The later designation will assign a hash address using all available data. New attempts to add the old address will simply reuse the exact same record!

Rolling the Dice

When generating events, we need new identifiers every single time. To do that we need to choose fresh identifiers which will not overlap with identifiers coming from others. In TerminusDB we do this with the Random key generation strategy. These can be refered to for update using their name in the same way as others, but when being created, they generate a large probabilistically unique hash. The hash is very large, so collision probabilities are astronomically low and can be safely ignored.

Our event schema might look as follows:

{ "@type" : "Enum",
  "@values" : ["Volcanic Eruption", "Hell Fire", "Plague"] }

{ "@type" : "Class",
  "@id" : "Event",
  "event_type" : "EventType",
  "actor" : "xsd:string" }

When we insert some events (using the document interface), they might look as follows:

[{ "@type" : "Event",
   "event_type" : "Hell Fire",
   "actor" : "God" },
 { "@type" : "Event",
   "event_type" : "Volcanic Eruption",
   "actor" : "Volcano" },
 { "@type" : "Event",
   "event_type" : "Plague",
   "actor" : "Locusts" }]

The API will return a list of document IDs:

["Event/480d554f9357b974694a4ffc42f39b9ac38761bc28257cff14168ba18912c398",
 "Event/456691cbb7564edad50ffd4f4245f760b1d4eb4459a31761324180ef1fa75d50",
 "Event/ba629b086337d94c7ca89c02d04e6fa2e9cb28bbf03b7e93f30e74a9b5a7962c"]
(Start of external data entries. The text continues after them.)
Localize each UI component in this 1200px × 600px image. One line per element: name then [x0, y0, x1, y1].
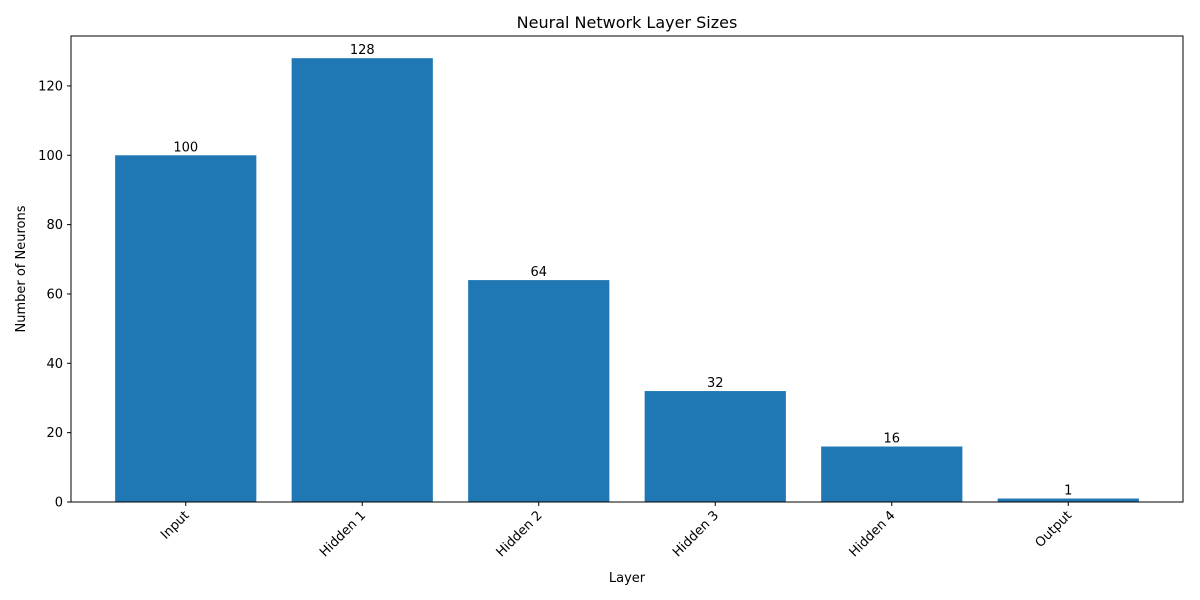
x-tick-label: Hidden 4 [847, 508, 899, 560]
y-tick-label: 80 [46, 218, 63, 233]
data-label: 128 [350, 43, 375, 58]
bar-input [115, 155, 257, 502]
x-tick-label: Hidden 3 [670, 508, 722, 560]
x-tick-label: Output [1033, 508, 1076, 551]
data-label: 64 [530, 265, 547, 280]
bar-output [997, 498, 1139, 502]
y-tick-label: 60 [46, 287, 63, 302]
bar-hidden-4 [821, 446, 963, 502]
x-tick-label: Hidden 1 [317, 508, 369, 560]
x-tick-label: Hidden 2 [494, 508, 546, 560]
plot-area: 100 128 64 32 16 1 0 20 40 60 80 100 120 Input Hidden … [38, 35, 1184, 560]
data-label: 16 [883, 432, 900, 447]
bar-hidden-3 [644, 391, 786, 502]
x-axis-title: Layer [609, 571, 646, 586]
y-tick-label: 120 [38, 79, 63, 94]
y-tick-label: 0 [55, 496, 63, 511]
y-tick-label: 40 [46, 357, 63, 372]
y-tick-label: 100 [38, 149, 63, 164]
chart-title: Neural Network Layer Sizes [517, 13, 738, 32]
bar-hidden-1 [291, 58, 433, 502]
data-label: 1 [1064, 484, 1072, 499]
plot-frame [70, 35, 1184, 503]
y-tick-label: 20 [46, 426, 63, 441]
bar-hidden-2 [468, 280, 610, 502]
y-axis-title: Number of Neurons [14, 205, 29, 332]
data-label: 32 [707, 376, 724, 391]
data-label: 100 [173, 140, 198, 155]
x-tick-label: Input [158, 508, 192, 542]
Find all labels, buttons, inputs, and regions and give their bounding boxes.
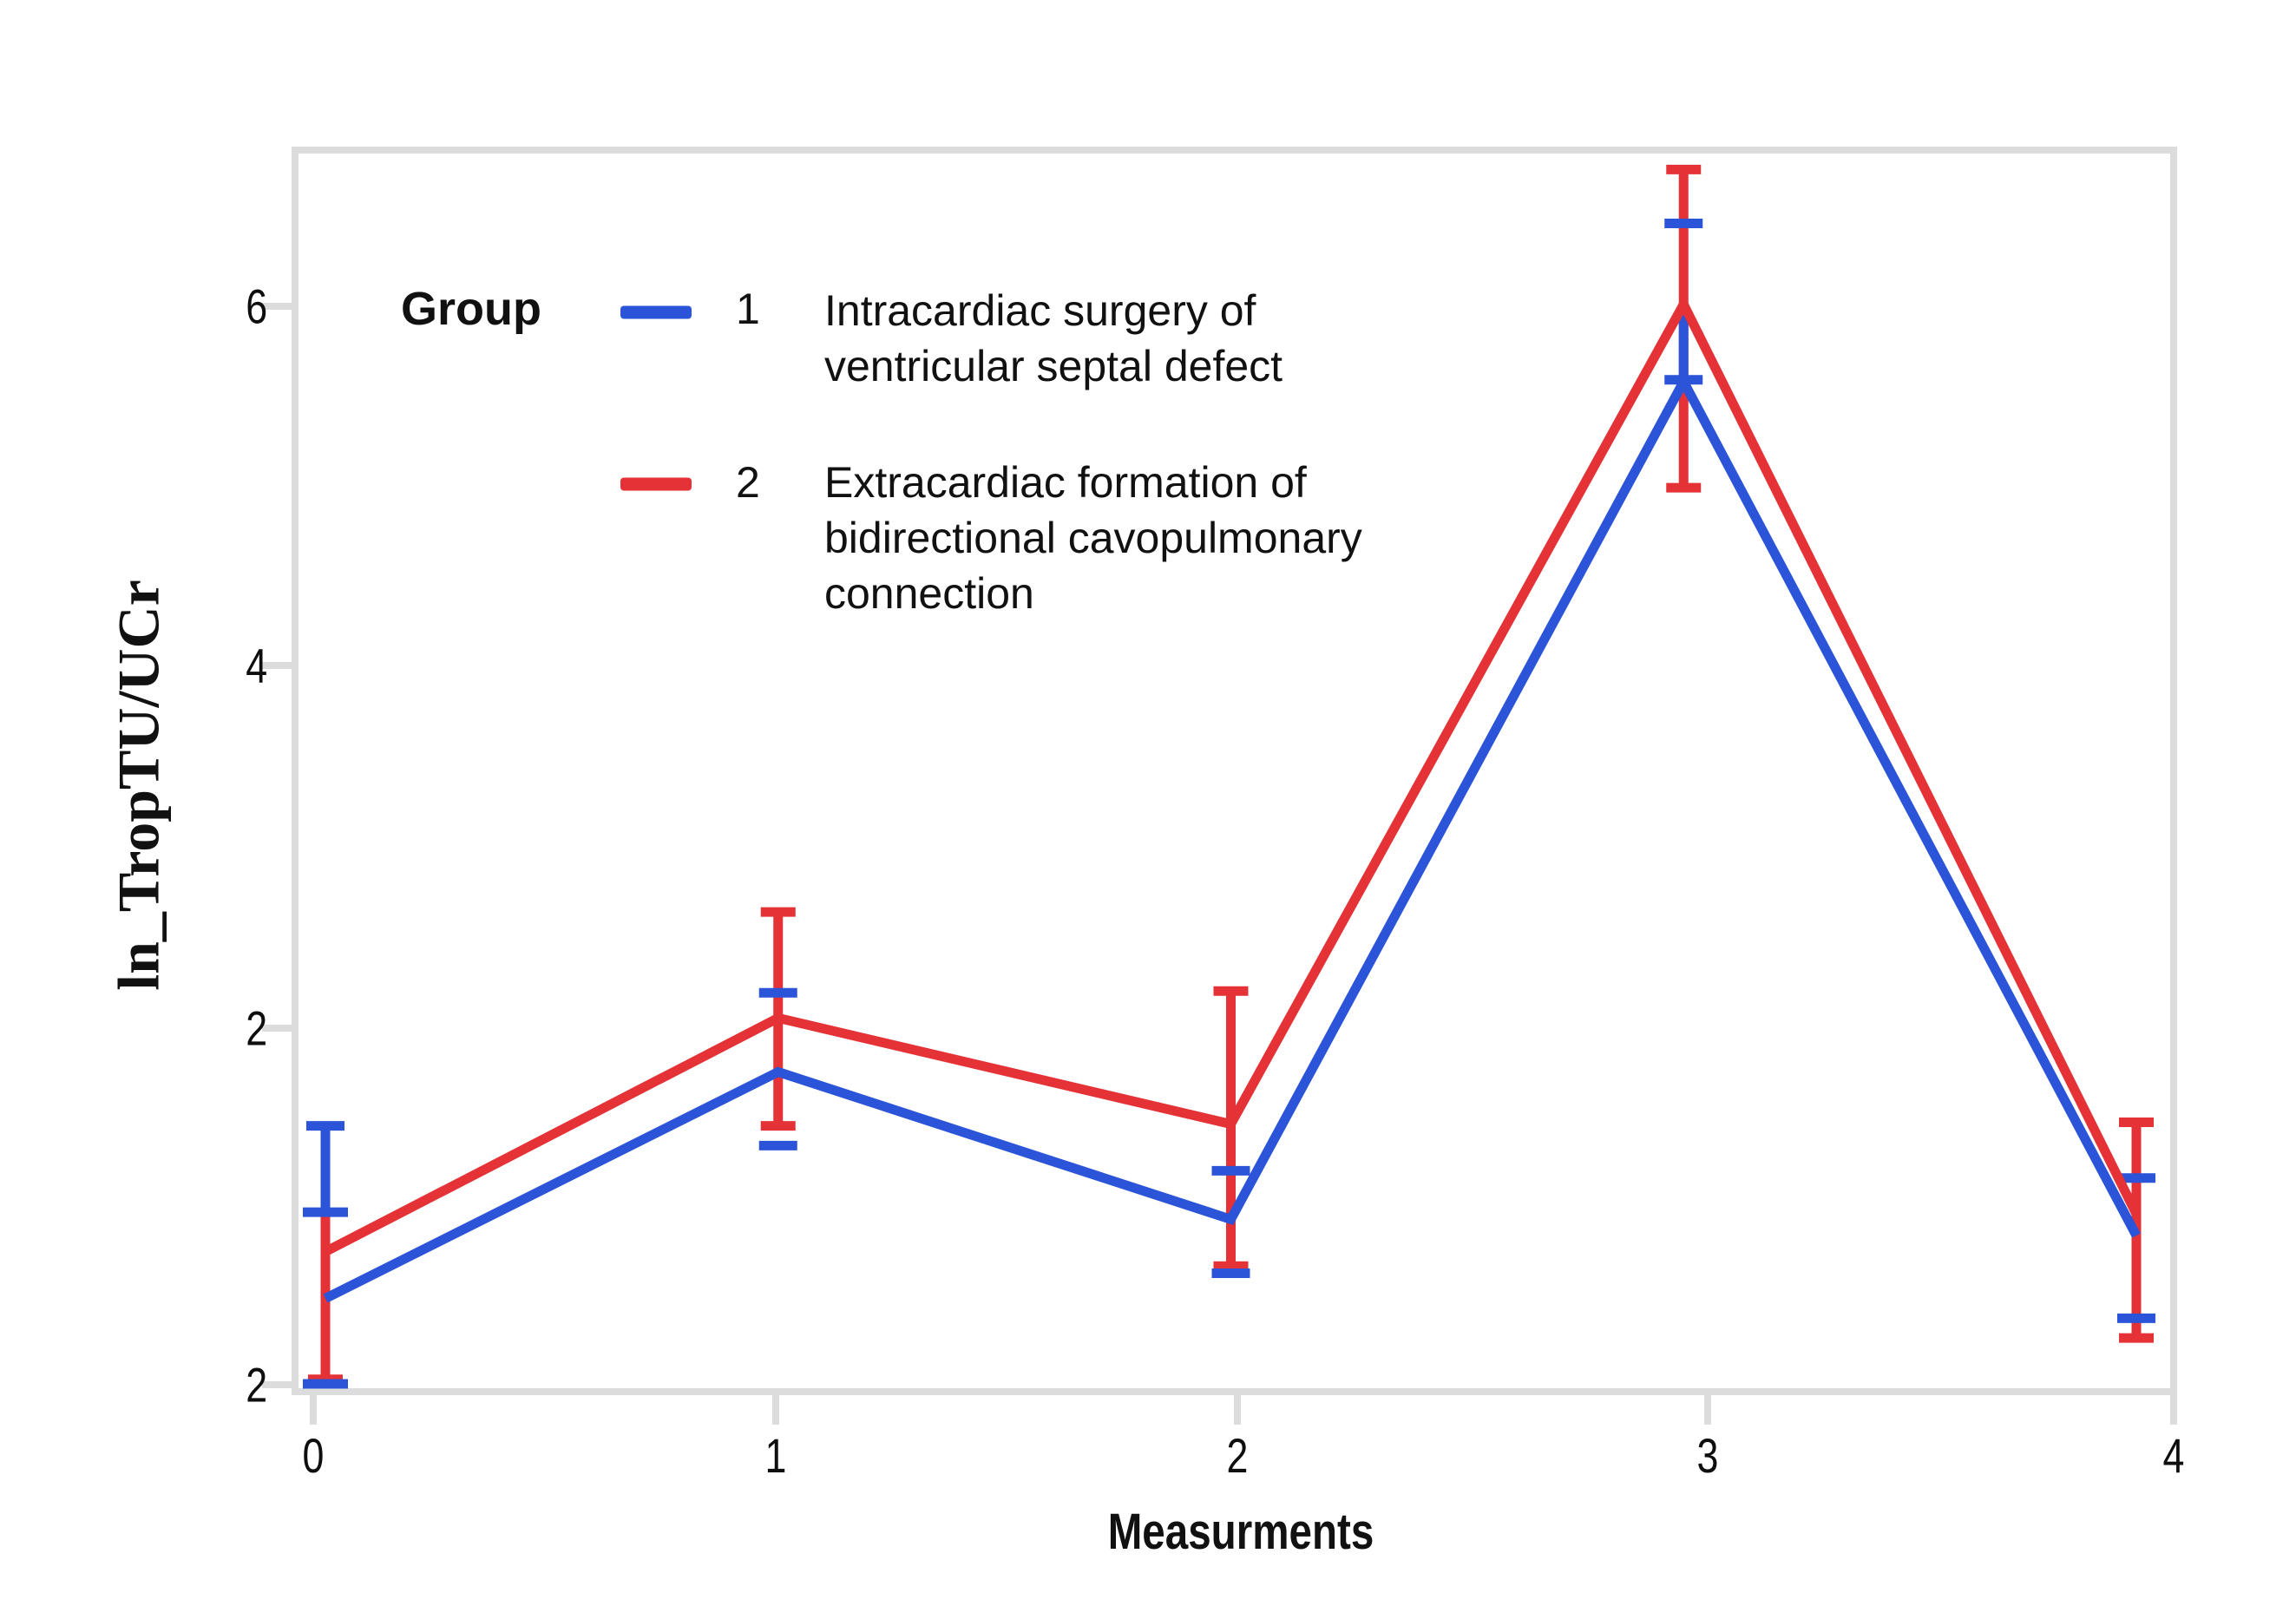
legend-title: Group xyxy=(401,283,541,335)
y-axis-title: ln_TropTU/UCr xyxy=(105,580,172,991)
legend-label-2-line-3: connection xyxy=(824,569,1034,618)
legend-key-2: 2 xyxy=(736,458,760,507)
legend-label-2: Extracardiac formation of bidirectional … xyxy=(824,455,1362,621)
legend-label-1-line-1: Intracardiac surgery of xyxy=(824,286,1256,335)
legend-label-2-line-2: bidirectional cavopulmonary xyxy=(824,514,1362,562)
y-tick-label: 2 xyxy=(246,1357,267,1413)
y-tick-label: 6 xyxy=(246,279,267,334)
x-tick-label: 3 xyxy=(1696,1428,1719,1483)
series-line xyxy=(323,371,2141,1303)
x-tick-label: 4 xyxy=(2162,1428,2185,1483)
y-tick-label: 4 xyxy=(246,638,267,693)
legend-label-2-line-1: Extracardiac formation of xyxy=(824,458,1307,507)
legend-swatch-red xyxy=(620,477,692,491)
legend-key-1: 1 xyxy=(736,285,760,333)
x-axis-title: Measurments xyxy=(1107,1504,1374,1560)
legend-swatch-blue xyxy=(620,305,692,319)
legend-label-1: Intracardiac surgery of ventricular sept… xyxy=(824,283,1282,394)
y-tick-label: 2 xyxy=(246,1000,267,1056)
x-tick-label: 2 xyxy=(1226,1428,1249,1483)
legend-label-1-line-2: ventricular septal defect xyxy=(824,342,1283,390)
x-tick-label: 0 xyxy=(302,1428,325,1483)
x-tick-label: 1 xyxy=(764,1428,787,1483)
series-line xyxy=(323,293,2141,1256)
These are just generated from whole cloth and have nothing to do with their data. Therefore, we will need to refer to them explicitly by ID from now on. This often makes the most sense when we will refer to them from other (perhaps more explicitly named) objects.

Explict Naming

“When I use a word,” Humpty Dumpty said in rather a scornful tone, “it means just what I choose it to mean—neither more nor less.”
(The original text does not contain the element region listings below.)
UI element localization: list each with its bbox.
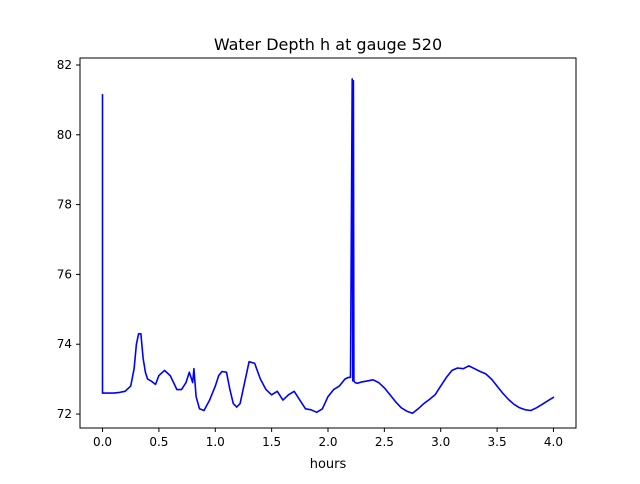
x-tick-label: 3.0 (431, 435, 450, 449)
y-tick-label: 80 (57, 128, 72, 142)
x-tick-label: 0.0 (93, 435, 112, 449)
plot-area (101, 78, 555, 415)
y-tick-label: 74 (57, 337, 72, 351)
y-tick-label: 82 (57, 58, 72, 72)
y-tick-label: 78 (57, 198, 72, 212)
y-tick-label: 76 (57, 267, 72, 281)
y-axis-ticks: 72 74 76 78 80 82 (57, 58, 80, 421)
x-tick-label: 1.5 (262, 435, 281, 449)
y-tick-label: 72 (57, 407, 72, 421)
chart-title: Water Depth h at gauge 520 (214, 35, 442, 54)
x-tick-label: 4.0 (544, 435, 563, 449)
x-tick-label: 3.5 (488, 435, 507, 449)
x-axis-ticks: 0.0 0.5 1.0 1.5 2.0 2.5 3.0 3.5 4.0 (93, 428, 563, 449)
x-tick-label: 0.5 (149, 435, 168, 449)
x-axis-label: hours (310, 457, 347, 472)
x-tick-label: 1.0 (206, 435, 225, 449)
x-tick-label: 2.0 (318, 435, 337, 449)
series-line (101, 78, 555, 415)
x-tick-label: 2.5 (375, 435, 394, 449)
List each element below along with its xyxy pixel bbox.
Sometimes we just need to use the name of a thing the way it exists. This could happen referring to documents with names that are generated externally, or it could be that we just want our URIs to be self-explanatory and not based on something which can be generated from a key.

In this case we just always pass the @id around whenever we refer to the object, whether inserting, updating or deleting.

Easier is Better

We had a lot of pain trying to generate large RDF graphs when we were getting started. The problem of naming, not having a good way to recognise already entered objects, no good way of "consing" up a name for something, whether tied to data, or random all caused stumbling blocks. A lot of special purpose logic went into scripts, where it was made to be correct after a lot of tweaking, and then remained completely opaque to everyone who did not read the ingestion script.

Embedding id generation into our system has helped to alleviate a lot of those problems, and has made our system more declarative, and more transparent. Hopefully with a bit of playing around, you can appreciate the advantages.